Но внутри этот дворец просто удивителен: он совмещает в себе одновременно простоту, изящество и ту скромную роскошь, которая переживает века. Эти кресла двенадцати дожей, из свиной кожи, тисненной золотом, эти мраморные наличники, эта бронза на потолках, эта удивительная мозаика, составляющая пол, эти тяжелые дубовые двери благородного, стройного рисунка – прямо восхищение! Каждая, даже самая мелочная деталь носит на себе отпечаток вкуса и длительно терпеливой, художественной работы. Простой стальной ключ, всунутый в замок двери, отчеканен рукой великолепного мастера, который, может быть, даже не оставил своего имени истории, и я должен, к моему стыду, признаться, что только большое усилие воли помешало мне украсть этот ключ на память о Венеции.
В этом дворце совершалось правосудие. В нем помещался и суд, и судебная палата, и сенат. Приговор совершался со скоростью ружейного выстрела. Проходило пять-шесть часов, и преступника вели в один из темных, мрачных казематов, расположенных под дворцом. Человека низкого происхождения удавливали без всякого почтения. Дворяне пользовались исключительной привилегией. Их вели по узкому темному коридору, который оканчивался маленькой дверкой, выходящей на канал. Там ему мгновенно отрезывали голову, а ударом ноги сбрасывали его тело в воду.

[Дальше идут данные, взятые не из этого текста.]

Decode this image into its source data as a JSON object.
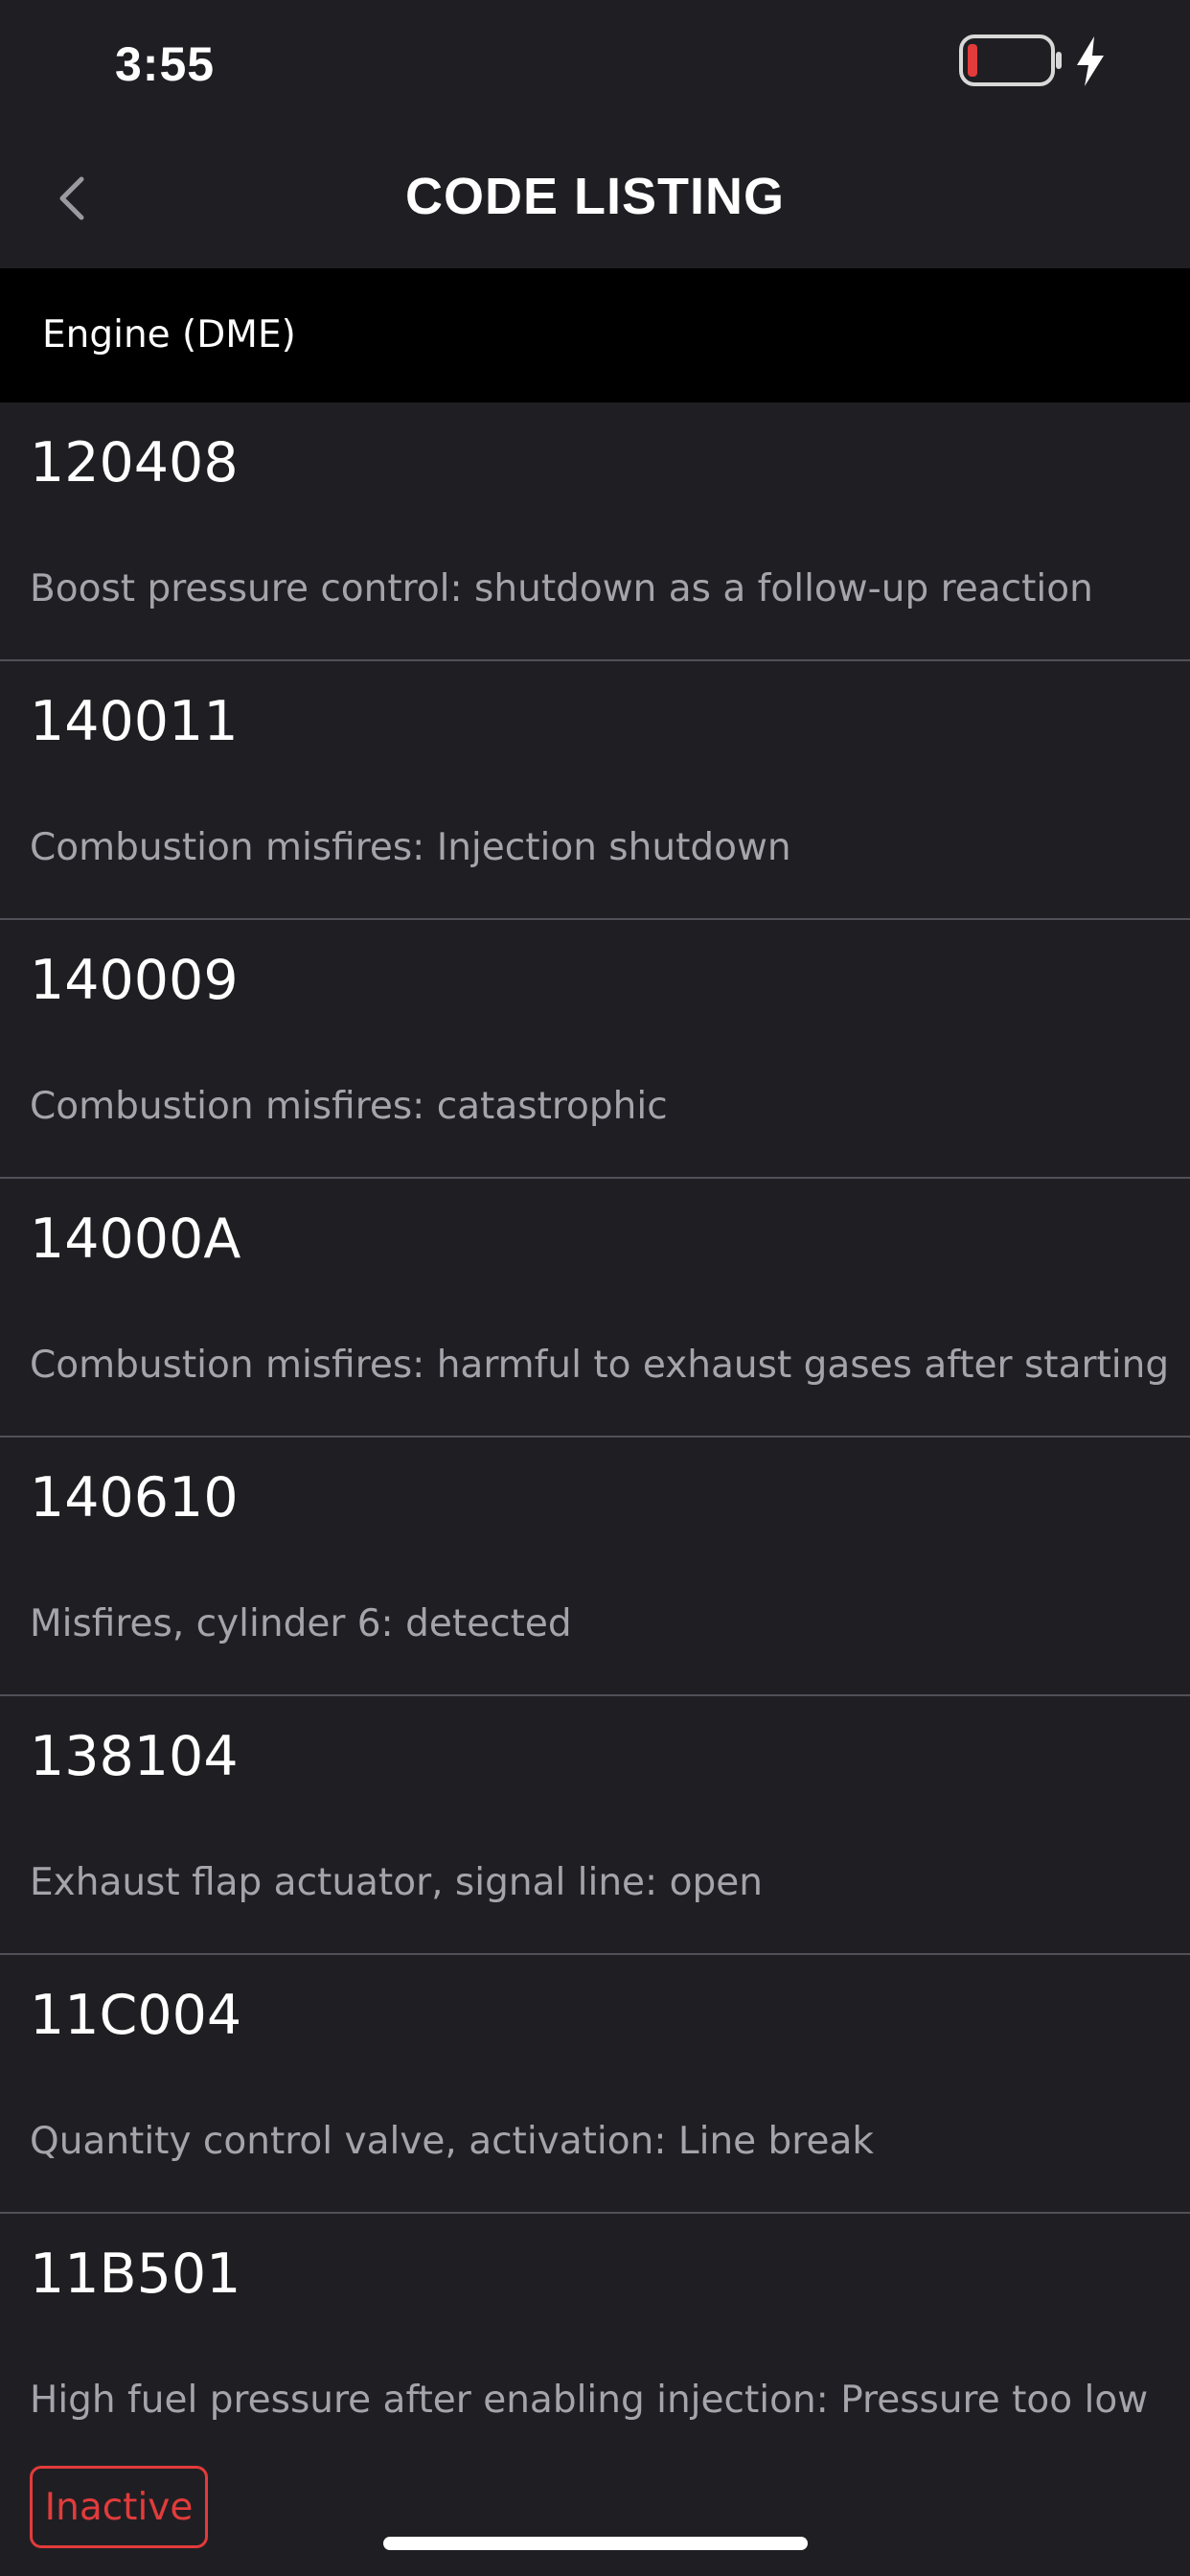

Все было бы хорошо, если бы ко мне не привязался сторож при дворце. Я сам не знаю, почему этот человек избрал меня своей жертвой. Он не отставал от меня ни на шаг. Он объяснял мне каждую картину, каждую фреску. Наконец я вышел из терпения! Чем я мог ему отомстить? Тогда я начал ему, в свою очередь, объяснять историю итальянской школы, наврал ему с три короба о Микеланджело, о Рафаэле, о Леонардо да Винчи, о Бенвенуто Челлини, о Рибейре… Мой проводник заметно угас. Тоскливое выражение появилось в его глазах. Мне даже показалось, что он похудел за эти несколько минут. Но вдруг опять его глаза блеснули радостью. Он распахнул окно и с торжеством показал мне пальцем на Лидо, где стояло несколько броненосцев:
– Посмотрите, синьор, это иностранная эскадра. Каково же было его удивление, когда я ему спокойно возразил:
– Синьор! Для меня это вовсе не иностранная эскадра. Это часть русского флота, флота моей родины. Видите ли вы на корме белый флаг с косым синим крестом? Это, если вам угодно знать, Андреевский крест.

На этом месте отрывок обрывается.